We’ve seen versions of that story for years. Inside the company, everyone already knows the ending. Outside the company, customers are still deciding whether they want to hear the story at all.
Professional isn’t the same as persuasive
Somewhere along the way, companies decided they had to sound “professional.” They stopped talking like the people you’d actually enjoy having coffee or beer with and started sounding like they were trying to win buzzword bingo.
We’ve been pushing back on marketing jargon since the beginning because we’ve watched what it does to otherwise smart companies. Plain language gets replaced with polished language. Personality gives way to corporate-sounding copy. People start choosing words they’d never use in a real conversation because they think that’s what professional companies are supposed to sound like.
Around here, we call words like quality, solutions, innovation, trusted, industry-leading, and customer-focused invisible words. They’ve been used so often that readers skip over them. They may all be true, but they rarely help someone understand why your company is different.

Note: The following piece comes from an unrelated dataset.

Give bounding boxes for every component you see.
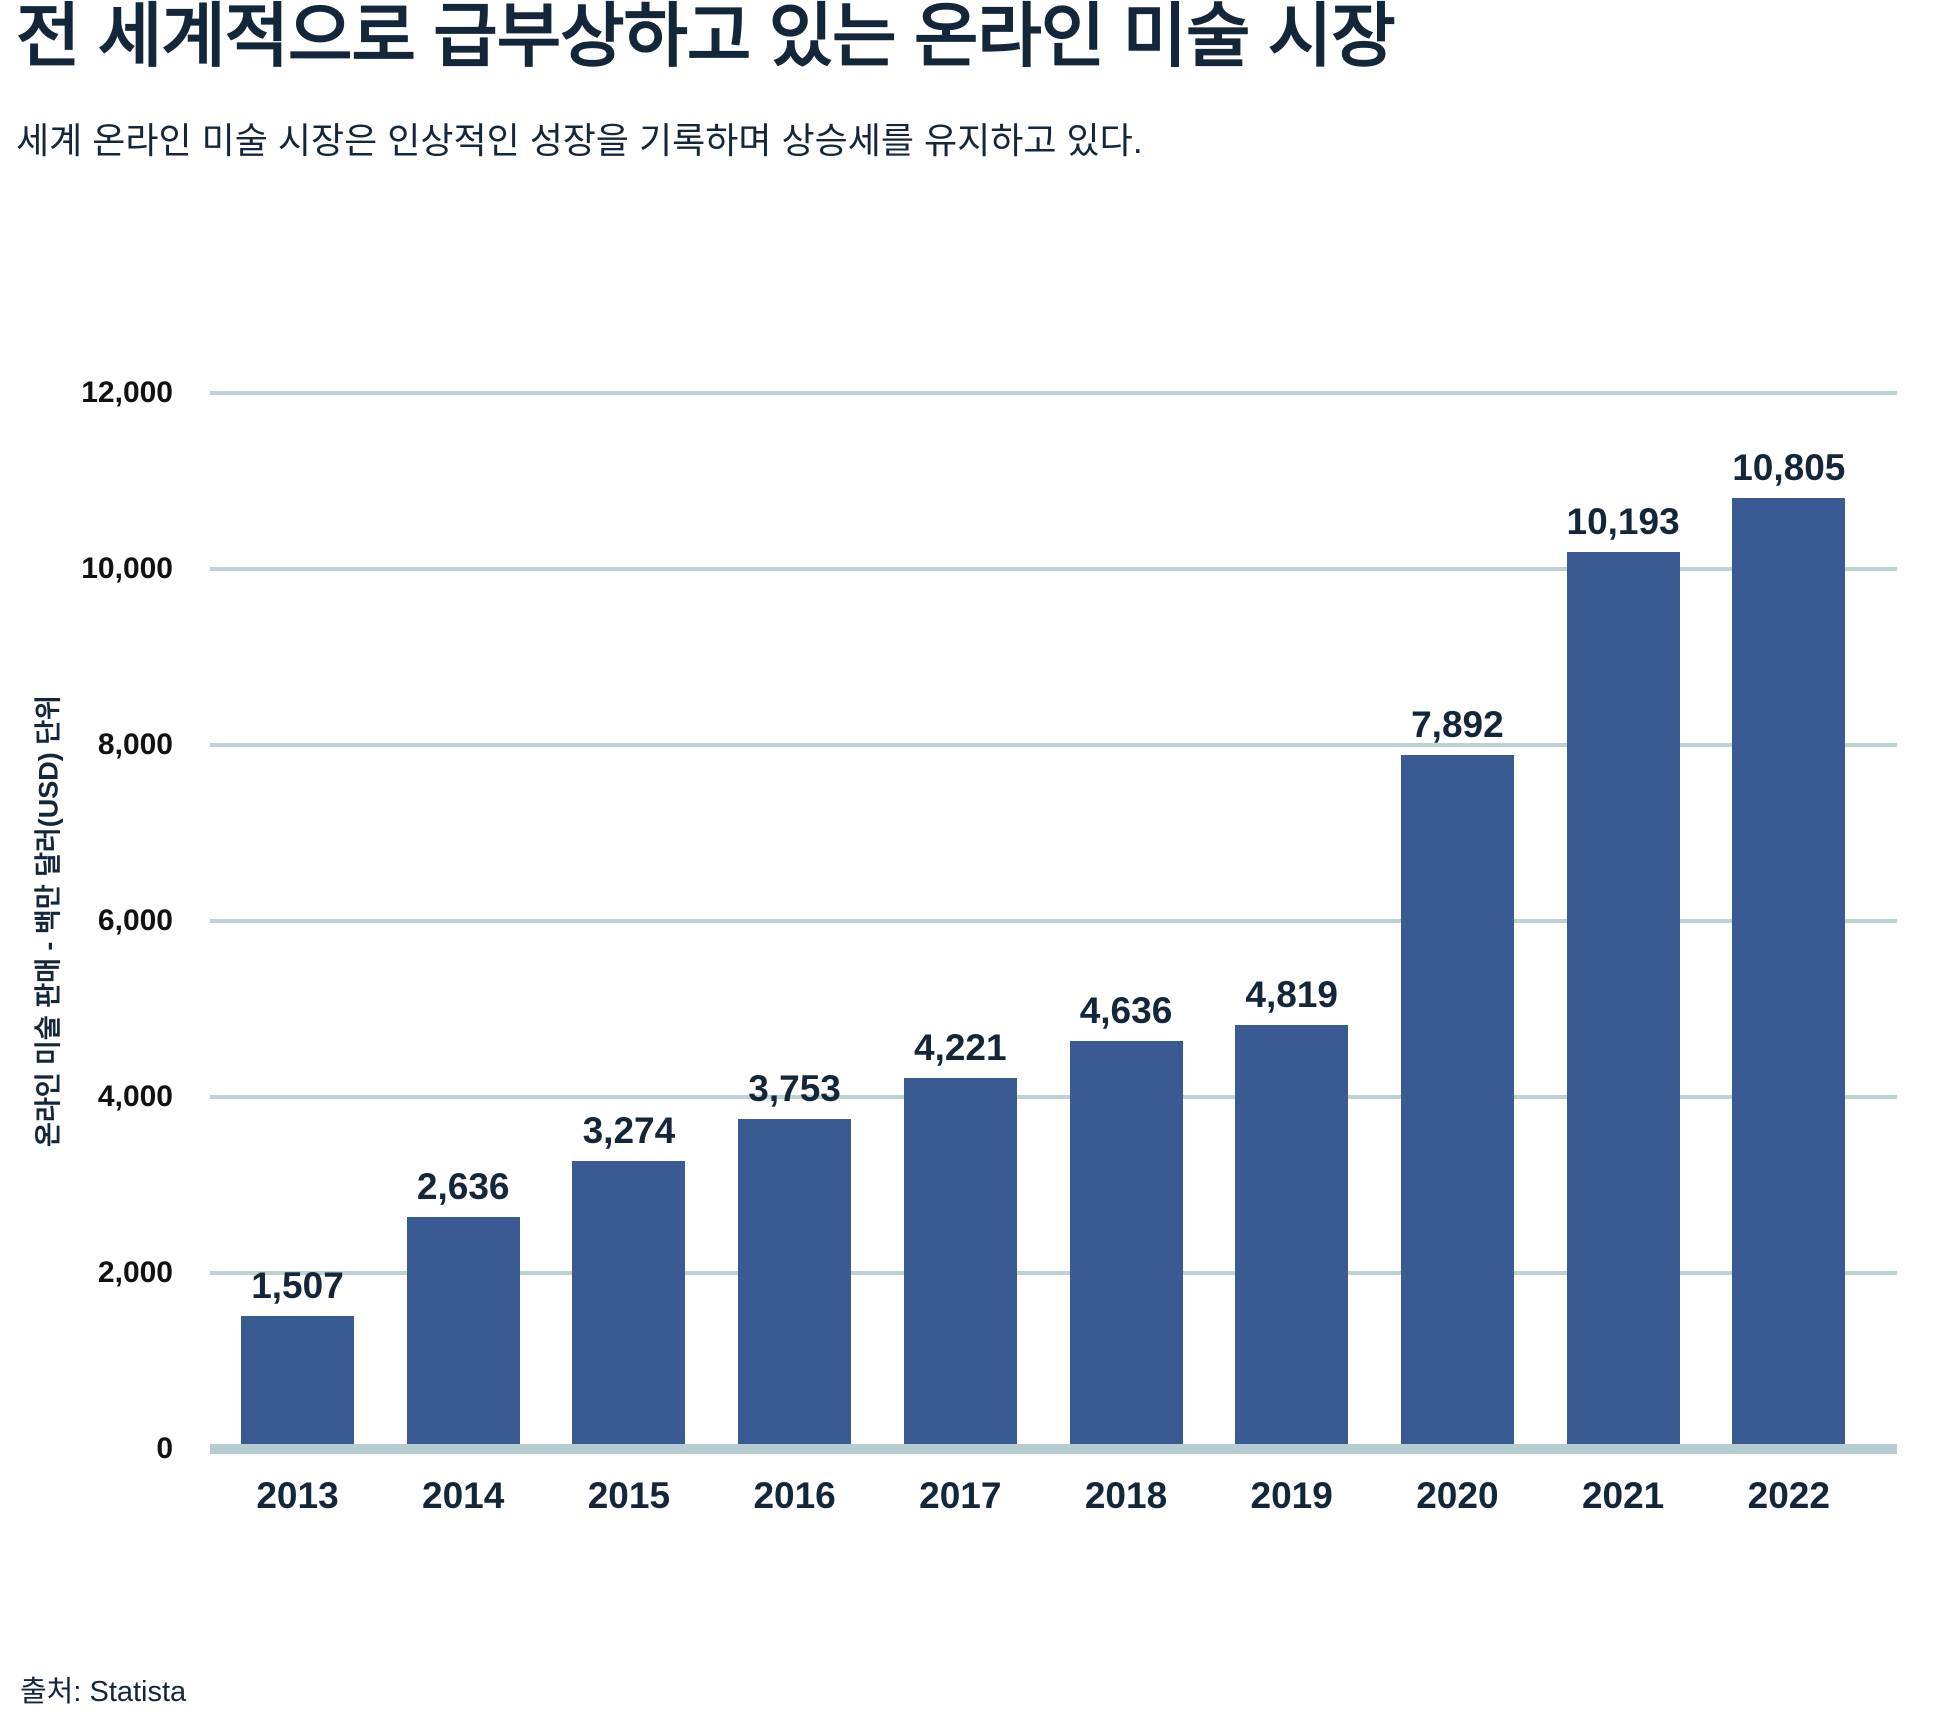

The same thing happens when messaging focuses on the company instead of the customer. “We’ve been in business for 35 years.” “We offer comprehensive solutions.” “Our customer service is second to none.” Those statements may all be true, but they’re talking about what the company wants to say instead of answering what the prospect needs to hear. Worse, they sound like the copy on half your competitors’ websites.

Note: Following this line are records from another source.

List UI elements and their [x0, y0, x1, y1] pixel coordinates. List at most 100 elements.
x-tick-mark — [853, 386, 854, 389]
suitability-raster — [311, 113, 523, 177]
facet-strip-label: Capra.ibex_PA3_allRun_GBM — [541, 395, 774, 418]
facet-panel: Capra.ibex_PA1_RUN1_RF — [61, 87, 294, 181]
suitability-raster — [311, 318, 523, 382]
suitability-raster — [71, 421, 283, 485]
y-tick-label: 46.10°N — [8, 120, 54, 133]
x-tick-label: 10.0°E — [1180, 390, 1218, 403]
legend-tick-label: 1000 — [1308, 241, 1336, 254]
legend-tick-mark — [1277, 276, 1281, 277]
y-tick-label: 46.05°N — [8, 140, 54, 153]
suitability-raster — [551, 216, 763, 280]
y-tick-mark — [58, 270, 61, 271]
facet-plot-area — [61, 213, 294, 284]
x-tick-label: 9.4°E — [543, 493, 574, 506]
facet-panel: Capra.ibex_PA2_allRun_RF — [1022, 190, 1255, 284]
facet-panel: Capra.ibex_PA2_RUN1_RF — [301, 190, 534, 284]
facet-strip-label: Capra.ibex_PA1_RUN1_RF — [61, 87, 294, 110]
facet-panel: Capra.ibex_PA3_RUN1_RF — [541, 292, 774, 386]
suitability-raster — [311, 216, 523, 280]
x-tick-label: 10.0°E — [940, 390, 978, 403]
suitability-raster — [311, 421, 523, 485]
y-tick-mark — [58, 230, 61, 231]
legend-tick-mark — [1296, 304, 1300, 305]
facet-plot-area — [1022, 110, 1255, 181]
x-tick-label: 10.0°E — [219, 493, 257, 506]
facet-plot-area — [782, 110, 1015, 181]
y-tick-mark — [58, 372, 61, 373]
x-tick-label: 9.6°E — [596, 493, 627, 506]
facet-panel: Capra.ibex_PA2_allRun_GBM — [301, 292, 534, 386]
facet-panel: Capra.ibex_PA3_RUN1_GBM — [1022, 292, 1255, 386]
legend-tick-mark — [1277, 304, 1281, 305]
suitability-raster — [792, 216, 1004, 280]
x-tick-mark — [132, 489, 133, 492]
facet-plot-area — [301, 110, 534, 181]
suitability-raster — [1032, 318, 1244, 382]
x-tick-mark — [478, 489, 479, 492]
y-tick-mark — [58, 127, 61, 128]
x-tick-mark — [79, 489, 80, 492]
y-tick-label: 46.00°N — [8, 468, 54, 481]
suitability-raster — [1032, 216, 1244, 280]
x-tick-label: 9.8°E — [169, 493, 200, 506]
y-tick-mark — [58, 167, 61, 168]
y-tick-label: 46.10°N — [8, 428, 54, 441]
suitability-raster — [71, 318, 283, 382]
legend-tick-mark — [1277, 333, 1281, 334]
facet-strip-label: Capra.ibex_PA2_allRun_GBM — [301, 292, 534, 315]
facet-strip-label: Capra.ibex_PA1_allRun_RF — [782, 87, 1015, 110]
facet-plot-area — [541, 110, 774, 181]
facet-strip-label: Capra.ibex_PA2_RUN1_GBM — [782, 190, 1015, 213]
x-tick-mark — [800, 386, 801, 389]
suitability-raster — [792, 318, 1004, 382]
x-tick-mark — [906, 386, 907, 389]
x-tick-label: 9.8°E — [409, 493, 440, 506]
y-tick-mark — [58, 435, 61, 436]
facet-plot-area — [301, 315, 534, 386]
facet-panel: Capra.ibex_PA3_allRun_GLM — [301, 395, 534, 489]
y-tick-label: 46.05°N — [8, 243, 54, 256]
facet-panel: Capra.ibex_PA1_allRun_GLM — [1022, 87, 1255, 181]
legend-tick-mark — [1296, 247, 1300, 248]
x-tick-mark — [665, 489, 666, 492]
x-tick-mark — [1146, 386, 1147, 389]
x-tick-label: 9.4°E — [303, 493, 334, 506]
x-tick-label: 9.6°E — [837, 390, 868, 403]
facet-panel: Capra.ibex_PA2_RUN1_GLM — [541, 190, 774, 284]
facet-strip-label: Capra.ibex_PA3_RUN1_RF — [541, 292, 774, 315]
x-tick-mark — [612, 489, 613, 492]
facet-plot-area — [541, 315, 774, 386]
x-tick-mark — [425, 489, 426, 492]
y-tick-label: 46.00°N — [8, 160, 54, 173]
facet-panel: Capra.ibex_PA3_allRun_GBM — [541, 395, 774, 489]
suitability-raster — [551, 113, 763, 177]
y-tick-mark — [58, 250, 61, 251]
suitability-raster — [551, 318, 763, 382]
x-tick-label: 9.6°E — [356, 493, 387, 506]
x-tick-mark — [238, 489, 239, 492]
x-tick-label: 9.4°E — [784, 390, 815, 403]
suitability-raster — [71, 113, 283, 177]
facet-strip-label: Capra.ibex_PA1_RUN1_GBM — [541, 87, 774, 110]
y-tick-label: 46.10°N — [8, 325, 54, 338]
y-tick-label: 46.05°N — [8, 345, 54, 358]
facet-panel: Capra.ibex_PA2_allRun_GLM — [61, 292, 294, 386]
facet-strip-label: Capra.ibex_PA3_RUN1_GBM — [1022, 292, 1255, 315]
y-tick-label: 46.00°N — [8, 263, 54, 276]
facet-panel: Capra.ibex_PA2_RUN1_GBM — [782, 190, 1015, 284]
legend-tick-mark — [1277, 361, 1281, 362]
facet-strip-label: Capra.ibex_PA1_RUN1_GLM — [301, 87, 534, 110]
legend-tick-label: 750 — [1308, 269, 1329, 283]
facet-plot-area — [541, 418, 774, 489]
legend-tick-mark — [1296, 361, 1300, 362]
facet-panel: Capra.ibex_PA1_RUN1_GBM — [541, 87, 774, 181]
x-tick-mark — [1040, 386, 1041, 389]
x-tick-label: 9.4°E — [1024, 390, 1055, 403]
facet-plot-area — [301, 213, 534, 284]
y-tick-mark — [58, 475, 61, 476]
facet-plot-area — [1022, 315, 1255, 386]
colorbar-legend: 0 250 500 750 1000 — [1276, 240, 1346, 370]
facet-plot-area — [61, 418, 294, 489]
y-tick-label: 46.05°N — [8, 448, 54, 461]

Good messaging is both unique and meaningful
Over the years, we’ve found ourselves coming back to the same test.
Is it unique? Is it meaningful? Both have to be true.
Different isn’t enough if customers don’t care. Meaningful isn’t enough if every competitor is making the same claim. The work is uncovering the overlap.

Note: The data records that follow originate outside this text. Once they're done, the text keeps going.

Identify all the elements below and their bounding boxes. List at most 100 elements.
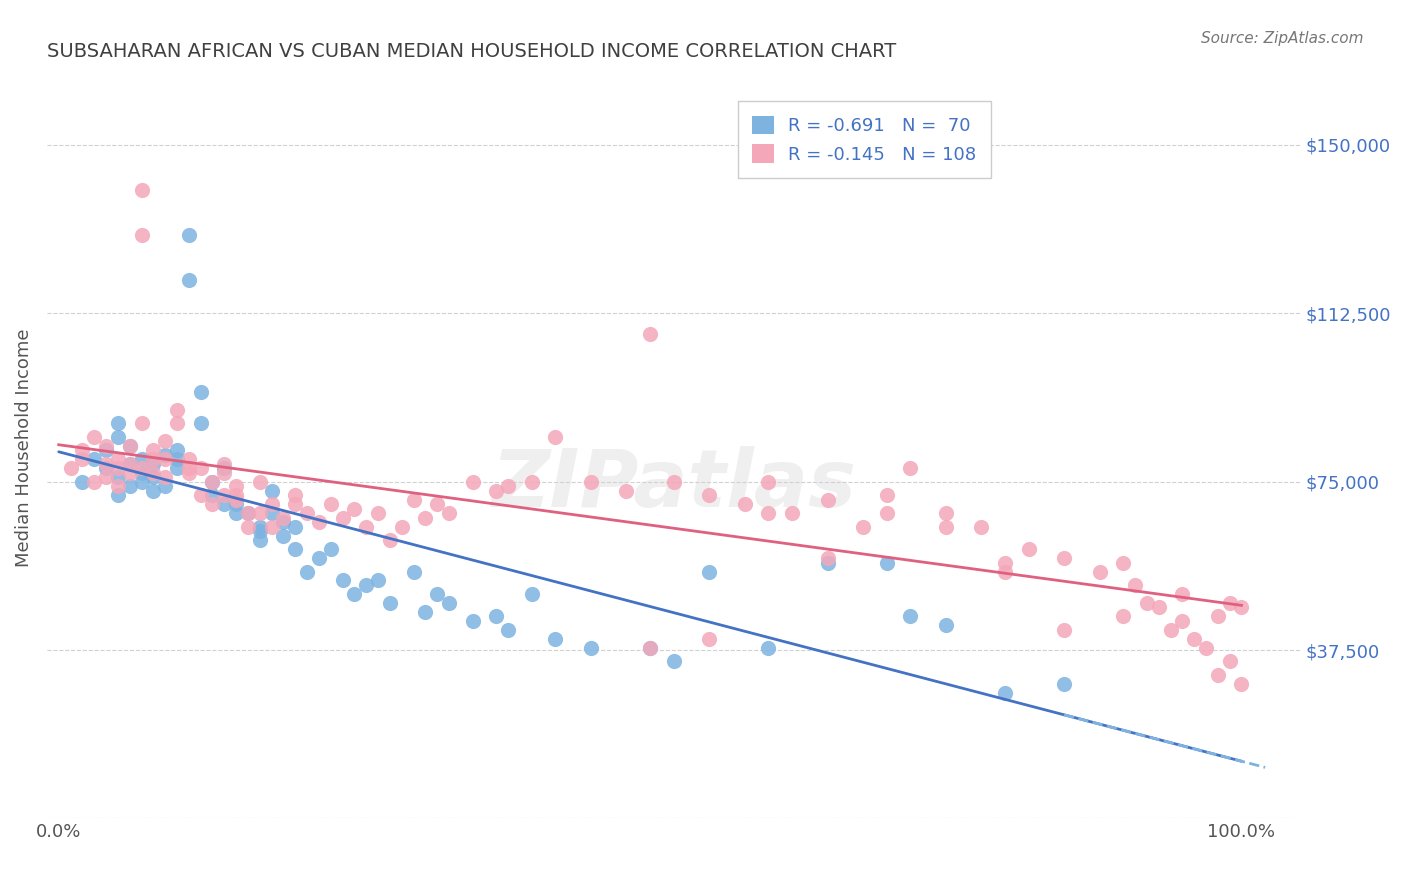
Text: SUBSAHARAN AFRICAN VS CUBAN MEDIAN HOUSEHOLD INCOME CORRELATION CHART: SUBSAHARAN AFRICAN VS CUBAN MEDIAN HOUSE…: [46, 42, 896, 61]
Point: [758, 640, 780, 655]
Point: [201, 475, 224, 489]
Point: [295, 506, 318, 520]
Point: [544, 632, 567, 646]
Point: [378, 533, 401, 547]
Point: [697, 488, 720, 502]
Point: [638, 640, 661, 655]
Point: [118, 466, 141, 480]
Point: [1018, 542, 1040, 557]
Text: Source: ZipAtlas.com: Source: ZipAtlas.com: [1201, 31, 1364, 46]
Point: [1230, 677, 1253, 691]
Point: [94, 461, 117, 475]
Point: [616, 483, 638, 498]
Point: [225, 506, 247, 520]
Point: [284, 542, 307, 557]
Point: [1112, 556, 1135, 570]
Point: [249, 524, 271, 538]
Point: [131, 475, 153, 489]
Point: [697, 632, 720, 646]
Point: [153, 452, 176, 467]
Point: [994, 556, 1017, 570]
Text: ZIPatlas: ZIPatlas: [491, 446, 856, 524]
Point: [153, 470, 176, 484]
Point: [697, 565, 720, 579]
Point: [1112, 609, 1135, 624]
Point: [284, 497, 307, 511]
Point: [214, 461, 236, 475]
Point: [273, 528, 295, 542]
Point: [249, 475, 271, 489]
Point: [273, 515, 295, 529]
Point: [177, 273, 200, 287]
Point: [236, 506, 259, 520]
Point: [260, 506, 283, 520]
Point: [72, 452, 94, 467]
Point: [142, 470, 165, 484]
Point: [1171, 614, 1194, 628]
Point: [190, 417, 212, 431]
Point: [94, 470, 117, 484]
Point: [260, 519, 283, 533]
Point: [131, 452, 153, 467]
Point: [1053, 677, 1076, 691]
Point: [935, 506, 957, 520]
Point: [284, 488, 307, 502]
Point: [1053, 623, 1076, 637]
Point: [166, 461, 188, 475]
Point: [520, 475, 543, 489]
Point: [343, 587, 366, 601]
Point: [166, 452, 188, 467]
Point: [249, 533, 271, 547]
Point: [225, 492, 247, 507]
Point: [107, 479, 129, 493]
Point: [970, 519, 993, 533]
Point: [378, 596, 401, 610]
Point: [190, 488, 212, 502]
Point: [485, 483, 508, 498]
Point: [1206, 667, 1229, 681]
Point: [367, 506, 389, 520]
Point: [662, 654, 685, 668]
Point: [273, 510, 295, 524]
Point: [898, 609, 921, 624]
Point: [994, 686, 1017, 700]
Point: [72, 475, 94, 489]
Point: [131, 466, 153, 480]
Point: [876, 506, 898, 520]
Point: [662, 475, 685, 489]
Point: [319, 542, 342, 557]
Y-axis label: Median Household Income: Median Household Income: [15, 329, 32, 567]
Point: [214, 457, 236, 471]
Point: [166, 417, 188, 431]
Point: [201, 475, 224, 489]
Point: [496, 479, 519, 493]
Point: [249, 519, 271, 533]
Legend: R = -0.691   N =  70, R = -0.145   N = 108: R = -0.691 N = 70, R = -0.145 N = 108: [738, 102, 991, 178]
Point: [415, 510, 437, 524]
Point: [935, 618, 957, 632]
Point: [118, 479, 141, 493]
Point: [177, 461, 200, 475]
Point: [260, 497, 283, 511]
Point: [249, 506, 271, 520]
Point: [153, 434, 176, 449]
Point: [391, 519, 413, 533]
Point: [1230, 600, 1253, 615]
Point: [107, 430, 129, 444]
Point: [1195, 640, 1218, 655]
Point: [332, 574, 354, 588]
Point: [415, 605, 437, 619]
Point: [1053, 551, 1076, 566]
Point: [142, 443, 165, 458]
Point: [354, 578, 377, 592]
Point: [935, 519, 957, 533]
Point: [131, 461, 153, 475]
Point: [177, 466, 200, 480]
Point: [817, 492, 839, 507]
Point: [1147, 600, 1170, 615]
Point: [898, 461, 921, 475]
Point: [131, 227, 153, 242]
Point: [72, 443, 94, 458]
Point: [190, 384, 212, 399]
Point: [354, 519, 377, 533]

That’s one reason we believe messaging is a strategic exercise, creatively executed. It’s easy to mistake it for a writing assignment because the final deliverable is words on a page. But the writing is only the visible part of the work. The real work is understanding what customers value, how you’re different, and why someone should choose you. Without those answers, you’re left guessing which words people might want to hear.
Before you rewrite your messaging, listen
If your messaging isn’t working, resist the temptation to jump straight into a rewrite.
Start by talking to the people closest to your customers. Sales, account managers, and customer service hear conversations that marketing and leadership rarely hear. They’ll tell you where customers get confused, what questions keep coming up, and what people consistently value. If you want even more confidence, talk to customers directly.
We’ve yet to find anything more powerful than the voice of the customer. Once you understand what customers actually value—not what you hope they value—positioning becomes clearer, messaging gets stronger, content becomes easier to create, and campaigns have a purpose. You’re no longer guessing – you’re acting confidently.
Years ago, we’d spread customer interviews, competitor websites, sales notes, and research across a conference room table looking for patterns. It probably looked like we were trying to solve a crime. We weren’t trying to invent positioning. We were trying to uncover it. The clues were already there. We just knew where to look.
We’d rather improve our odds than guess.
Is your messaging actually the problem?
Maybe.
If you’ve reached the point where you’re questioning your messaging, it’s probably overdue for attention.
Just don’t assume the words themselves are the root cause. More often than not, they’re revealing something deeper that hasn’t been understood yet. Before you rewrite the message, make sure you’ve identified the problem it’s trying to solve.